Monitoring of diverse enteric pathogens across environmental and host reservoirs with TaqMan array cards and standard qPCR: a methodological comparison study

Abstract

Background: Multiple bacteria, viruses, protists, and helminths cause enteric infections that greatly impact human health and wellbeing. These enteropathogens are transmited via several pathways through human, animal, and environmental reservoirs. Individual qPCR assays have been extensively used to detect enteropathogens within these types of samples, whereas the TaqMan array card (TAC), which allows simultaneous detection of multiple enteropathogens, has only previously been validated in human clinical samples.

Methods: In this methodological comparison study, we compared the performance of a custom 48-singleplex TAC relative to standard qPCR. We established the sensitivity and specificity of each method for the detection of eight enteric targets, by using spiked samples with varying levels of PCR inhibition. We then tested the prevalence and abundance of pathogens in wastewater from Melbourne (Australia), and human, animal, and environmental samples from informal settlements in Suva, Fiji using both TAC and qPCR.

Findings: Both methods exhibited similarly h specificity (TAC 100%, qPCR 94%), sensitivity (TAC 92%, qPCR 100%), and quantitation accuracy (TAC 91%, qPCR 99%) in non-inhibited sample matrices with spiked gene fragments. PCR inhibitors substantially affected detection via TAC, though this issue was alleviated by ten-fold sample dilution. Among samples from informal settlements, the two techniques performed similarly for detection (89% agreement) and quantitation (R² 0·82) for the eight enteropathogen targets. The TAC additionally included 38 other enteric targets, enabling detection of diverse faecal pathogens and extensive environmental contamination that would be prohibitively labour intensive to assay by standard qPCR.

Interpretation: The two techniques produced similar results across diverse sample types, with qPCR prioritising greater sensitivity and quantitation accuracy, and TAC trading small reductions in these for a cost-effective larger enteropathogen panel enabling a greater number of enteric pathogens to be analysed concurrently, which is beneficial given the abundance and variety of enteric pathogens in environments such as urban informal settlements. The ability to monitor multiple enteric pathogens across diverse reservoirs could allow better resolution of pathogen exposure pathways, and the design and monitoring of interventions to reduce pathogen load.
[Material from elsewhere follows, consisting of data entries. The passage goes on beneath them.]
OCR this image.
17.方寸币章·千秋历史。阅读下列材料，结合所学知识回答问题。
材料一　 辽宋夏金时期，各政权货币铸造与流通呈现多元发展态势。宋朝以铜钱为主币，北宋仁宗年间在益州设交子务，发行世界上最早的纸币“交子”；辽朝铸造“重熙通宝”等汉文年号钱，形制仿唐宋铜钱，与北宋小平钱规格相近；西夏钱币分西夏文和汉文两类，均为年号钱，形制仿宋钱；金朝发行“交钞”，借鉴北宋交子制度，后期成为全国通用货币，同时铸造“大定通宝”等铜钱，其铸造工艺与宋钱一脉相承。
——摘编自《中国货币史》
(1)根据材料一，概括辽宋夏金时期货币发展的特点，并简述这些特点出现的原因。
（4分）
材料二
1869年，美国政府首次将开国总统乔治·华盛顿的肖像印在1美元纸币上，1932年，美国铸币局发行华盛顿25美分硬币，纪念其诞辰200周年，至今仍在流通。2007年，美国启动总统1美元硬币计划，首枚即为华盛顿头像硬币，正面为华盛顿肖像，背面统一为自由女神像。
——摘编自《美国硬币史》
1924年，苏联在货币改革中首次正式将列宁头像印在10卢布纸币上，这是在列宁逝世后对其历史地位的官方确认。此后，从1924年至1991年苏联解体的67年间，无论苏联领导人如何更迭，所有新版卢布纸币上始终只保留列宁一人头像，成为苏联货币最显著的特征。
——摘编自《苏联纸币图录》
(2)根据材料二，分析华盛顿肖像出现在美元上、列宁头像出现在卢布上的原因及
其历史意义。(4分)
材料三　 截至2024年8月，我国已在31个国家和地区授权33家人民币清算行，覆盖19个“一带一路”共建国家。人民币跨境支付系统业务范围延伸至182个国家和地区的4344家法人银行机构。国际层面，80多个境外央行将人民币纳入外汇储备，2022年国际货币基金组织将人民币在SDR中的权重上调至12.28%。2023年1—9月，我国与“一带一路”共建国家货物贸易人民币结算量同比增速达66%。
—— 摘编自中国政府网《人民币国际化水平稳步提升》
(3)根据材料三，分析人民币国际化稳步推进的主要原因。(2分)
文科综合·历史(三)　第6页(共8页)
Funding: Wellcome Trust Our Planet, Our Health programme.

Figure 1

Quantitation of spiked genetic material in nuclease-free water by TAC and standard qPCR Ten different combinations of spiked material were tested in a randomised double-blinded manner. Figure shows samples spiked randomly in different combinations (samples 1, 3, 4, 6, 9, 10); those spiked at consistent concentrations of 10 copies per μL (sample 7), 100 copies per μL (sample 2), or 1000 copies per μL (sample 8); or not spiked at all (sample 5; a blank control). For each target, the quantity of material spiked (white circle), the copies detected by standard qPCR (blue circle), and the copies detected by TAC (yellow circle) are shown. TAC=TaqMan array card. EPEC=enteropathogenic Escherichia coli. STEC=Shiga toxin-producing Escherichia coli.

Figure 2

Concordance between standard qPCR and TAC in detecting pathogens in animal scats, child stool, soil, and water collected from informal settlements of Suva, Fiji Agreement between the methods with respect to the number of positive detections of targets (A) and the measured target quantity in log₁₀ gene copies per μL of extracted DNA (with a pseudocount of 1 added before log₁₀ transformation; (B). The regression lines with associated 95% CIs are shown for the subset of data where a target was quantified by both methods (blue, R² 0·815). Across all datapoints, R² 0·668 (grey). TAC=TaqMan array card. EPEC=enteropathogenic Escherichia coli. STEC=Shiga toxin-producing Escherichia coli.

Figure 3

Pathogen and indicator targets detected via TAC in Melbourne wastewater samples and animal scats, child stool, soil, and water collected from informal settlements of Suva, Fiji Heatmaps represent the prevalence (percentage of positive samples [A]) and abundance (mean value of log₁₀ gene copies per ng of DNA across positive samples [B]) of each target by sample type. White represents a zero value, and 18S rRNA quantitation was unavailable. The number of pathogens or indicators detected per sample is represented by histograms (C), also by sample type. This excludes the 16S rRNA and 18S rRNA targets and counts pathogens with multiple gene targets (ie, Campylobacter spp, Shigella spp, EAEC, ETEC, STEC, EPEC and Entamoeba spp) only once. TAC=TaqMan array card. EAEC=enteroaggregative Escherichia coli. ETEC=enterotoxigenic Escherichia coli. STEC=Shiga toxin-producing Escherichia coli. EPEC=enteropathogenic Escherichia coli.